La Banque des États de l'Afrique centrale évaluerait la possibilité d'intégrer le yuan chinois dans ses réserves de change. L'information, non confirmée à ce stade par une communication officielle, mérite d'être suivie de près : elle toucherait directement la gestion monétaire des six pays de la CEMAC, dont le Gabon.

Ce que l'on sait
- La BEAC étudierait l'intégration du yuan (renminbi) dans ses réserves de change.
- Cette orientation n'a pas été confirmée officiellement par l'institution basée à Yaoundé.
- Une seule source évoque ce dossier pour l'instant ; la fiabilité de l'information reste à confirmer.
Pourquoi cette hypothèse circule
La montée en puissance économique de la Chine dans les échanges avec l'Afrique centrale est un fait ancien et documenté. Pékin est devenu, au fil des années, un partenaire commercial de poids pour plusieurs pays de la sous-région, dont le Gabon.
Dans ce contexte, la diversification des réserves de change n'est pas une idée neuve pour une banque centrale.

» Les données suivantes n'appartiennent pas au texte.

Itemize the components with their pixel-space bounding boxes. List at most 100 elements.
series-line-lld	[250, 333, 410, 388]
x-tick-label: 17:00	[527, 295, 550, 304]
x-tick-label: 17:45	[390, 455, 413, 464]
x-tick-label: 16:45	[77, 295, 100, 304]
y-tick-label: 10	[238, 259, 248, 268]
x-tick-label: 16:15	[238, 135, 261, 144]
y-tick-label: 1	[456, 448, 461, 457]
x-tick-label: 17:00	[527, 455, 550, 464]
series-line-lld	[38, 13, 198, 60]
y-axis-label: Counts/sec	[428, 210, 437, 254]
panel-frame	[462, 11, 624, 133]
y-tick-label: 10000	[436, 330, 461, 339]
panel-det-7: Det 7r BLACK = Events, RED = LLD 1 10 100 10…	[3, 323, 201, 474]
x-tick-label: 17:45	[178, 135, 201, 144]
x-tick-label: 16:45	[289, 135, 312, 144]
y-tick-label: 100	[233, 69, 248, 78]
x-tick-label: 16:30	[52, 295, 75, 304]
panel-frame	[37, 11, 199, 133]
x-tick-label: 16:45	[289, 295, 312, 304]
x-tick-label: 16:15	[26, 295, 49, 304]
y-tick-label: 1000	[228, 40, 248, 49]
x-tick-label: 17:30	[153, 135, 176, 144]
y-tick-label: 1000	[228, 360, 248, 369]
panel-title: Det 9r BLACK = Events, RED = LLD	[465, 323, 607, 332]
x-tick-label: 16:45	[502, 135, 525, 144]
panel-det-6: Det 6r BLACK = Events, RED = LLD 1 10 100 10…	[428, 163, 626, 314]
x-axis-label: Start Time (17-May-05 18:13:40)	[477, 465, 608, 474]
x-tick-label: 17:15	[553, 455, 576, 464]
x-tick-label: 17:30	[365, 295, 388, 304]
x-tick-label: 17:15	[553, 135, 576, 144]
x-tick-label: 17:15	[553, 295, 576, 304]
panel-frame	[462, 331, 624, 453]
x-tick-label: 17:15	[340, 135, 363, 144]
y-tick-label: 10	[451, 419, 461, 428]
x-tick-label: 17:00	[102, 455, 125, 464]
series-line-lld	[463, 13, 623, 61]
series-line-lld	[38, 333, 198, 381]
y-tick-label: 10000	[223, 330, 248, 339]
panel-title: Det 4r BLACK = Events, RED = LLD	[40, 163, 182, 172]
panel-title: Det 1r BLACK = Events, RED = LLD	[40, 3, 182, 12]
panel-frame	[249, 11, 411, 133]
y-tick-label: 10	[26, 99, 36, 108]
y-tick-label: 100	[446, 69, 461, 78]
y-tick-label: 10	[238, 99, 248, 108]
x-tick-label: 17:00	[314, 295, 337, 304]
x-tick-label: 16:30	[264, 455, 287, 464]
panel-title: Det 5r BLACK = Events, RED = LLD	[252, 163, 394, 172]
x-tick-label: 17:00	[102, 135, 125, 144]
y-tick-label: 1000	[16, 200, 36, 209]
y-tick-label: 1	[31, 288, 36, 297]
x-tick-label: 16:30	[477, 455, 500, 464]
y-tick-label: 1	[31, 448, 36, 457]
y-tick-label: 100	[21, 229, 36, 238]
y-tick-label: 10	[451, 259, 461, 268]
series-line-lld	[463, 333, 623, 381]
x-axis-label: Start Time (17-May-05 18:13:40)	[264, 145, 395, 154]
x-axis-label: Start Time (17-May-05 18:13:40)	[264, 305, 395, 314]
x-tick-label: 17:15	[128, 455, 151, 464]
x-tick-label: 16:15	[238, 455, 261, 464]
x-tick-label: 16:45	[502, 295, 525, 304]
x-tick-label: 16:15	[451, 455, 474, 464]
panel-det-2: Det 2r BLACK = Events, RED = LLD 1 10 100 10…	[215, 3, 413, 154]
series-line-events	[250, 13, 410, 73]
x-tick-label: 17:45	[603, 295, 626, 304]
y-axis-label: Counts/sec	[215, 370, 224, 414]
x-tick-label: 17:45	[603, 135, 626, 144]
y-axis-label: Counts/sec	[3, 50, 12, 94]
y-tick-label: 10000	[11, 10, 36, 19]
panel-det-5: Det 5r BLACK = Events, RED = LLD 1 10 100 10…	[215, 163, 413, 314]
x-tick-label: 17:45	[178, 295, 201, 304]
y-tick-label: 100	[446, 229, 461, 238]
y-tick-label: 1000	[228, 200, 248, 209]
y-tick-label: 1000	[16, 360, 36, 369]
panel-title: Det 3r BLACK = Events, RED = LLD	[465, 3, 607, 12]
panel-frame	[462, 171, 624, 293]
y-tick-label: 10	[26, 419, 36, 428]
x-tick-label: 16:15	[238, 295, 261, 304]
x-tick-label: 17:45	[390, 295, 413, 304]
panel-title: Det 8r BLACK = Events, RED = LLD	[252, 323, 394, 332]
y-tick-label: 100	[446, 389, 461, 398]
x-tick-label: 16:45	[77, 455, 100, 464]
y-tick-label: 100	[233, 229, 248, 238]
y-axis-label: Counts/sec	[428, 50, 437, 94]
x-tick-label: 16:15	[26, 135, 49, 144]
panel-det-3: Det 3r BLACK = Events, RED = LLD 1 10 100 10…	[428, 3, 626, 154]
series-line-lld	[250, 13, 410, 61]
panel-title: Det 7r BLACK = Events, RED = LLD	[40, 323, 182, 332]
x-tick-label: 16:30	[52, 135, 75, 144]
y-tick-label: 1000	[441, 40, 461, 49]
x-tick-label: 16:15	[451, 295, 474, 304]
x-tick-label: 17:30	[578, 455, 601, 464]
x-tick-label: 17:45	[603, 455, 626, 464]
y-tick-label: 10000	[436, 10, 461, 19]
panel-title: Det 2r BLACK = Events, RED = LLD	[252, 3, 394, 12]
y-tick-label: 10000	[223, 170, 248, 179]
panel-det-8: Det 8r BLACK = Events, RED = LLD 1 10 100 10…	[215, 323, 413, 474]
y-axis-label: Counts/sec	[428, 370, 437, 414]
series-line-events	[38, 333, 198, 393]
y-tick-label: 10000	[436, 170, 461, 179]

Plusieurs institutions monétaires dans le monde ont déjà ajouté le yuan à leurs actifs, à des degrés divers, pour réduire leur dépendance au dollar ou à l'euro.
Ce que ça changerait pour la CEMAC
Si la BEAC confirmait cette orientation, cela aurait plusieurs implications concrètes pour les six pays membres :
- Une monnaie de réserve supplémentaire, aux côtés du dollar et de l'euro, principaux piliers actuels.
- Un signal politique de rapprochement économique avec la Chine, déjà présente dans les infrastructures et les hydrocarbures en Afrique centrale.
- Des effets potentiels sur les échanges commerciaux, en facilitant certaines transactions libellées en yuan.
Et pour le Gabon ?
En tant que membre de la zone CEMAC, le Gabon serait directement concerné par toute évolution de la politique de réserves de la BEAC. Le pays entretient des relations économiques significatives avec la Chine, notamment dans les matières premières et les infrastructures.
Une diversification des réserves pourrait, à terme, offrir plus de flexibilité dans certains règlements commerciaux. Mais à ce stade, rien n'est acté : ni le calendrier, ni l'ampleur d'une telle mesure, ni même sa confirmation officielle.
À retenir
- Piste à l'étude, non confirmée officiellement.
- Concernerait les six pays de la CEMAC, dont le Gabon.
- S'inscrit dans une tendance mondiale de diversification des réserves de change.
- À suivre : toute annonce officielle de la BEAC sur le sujet.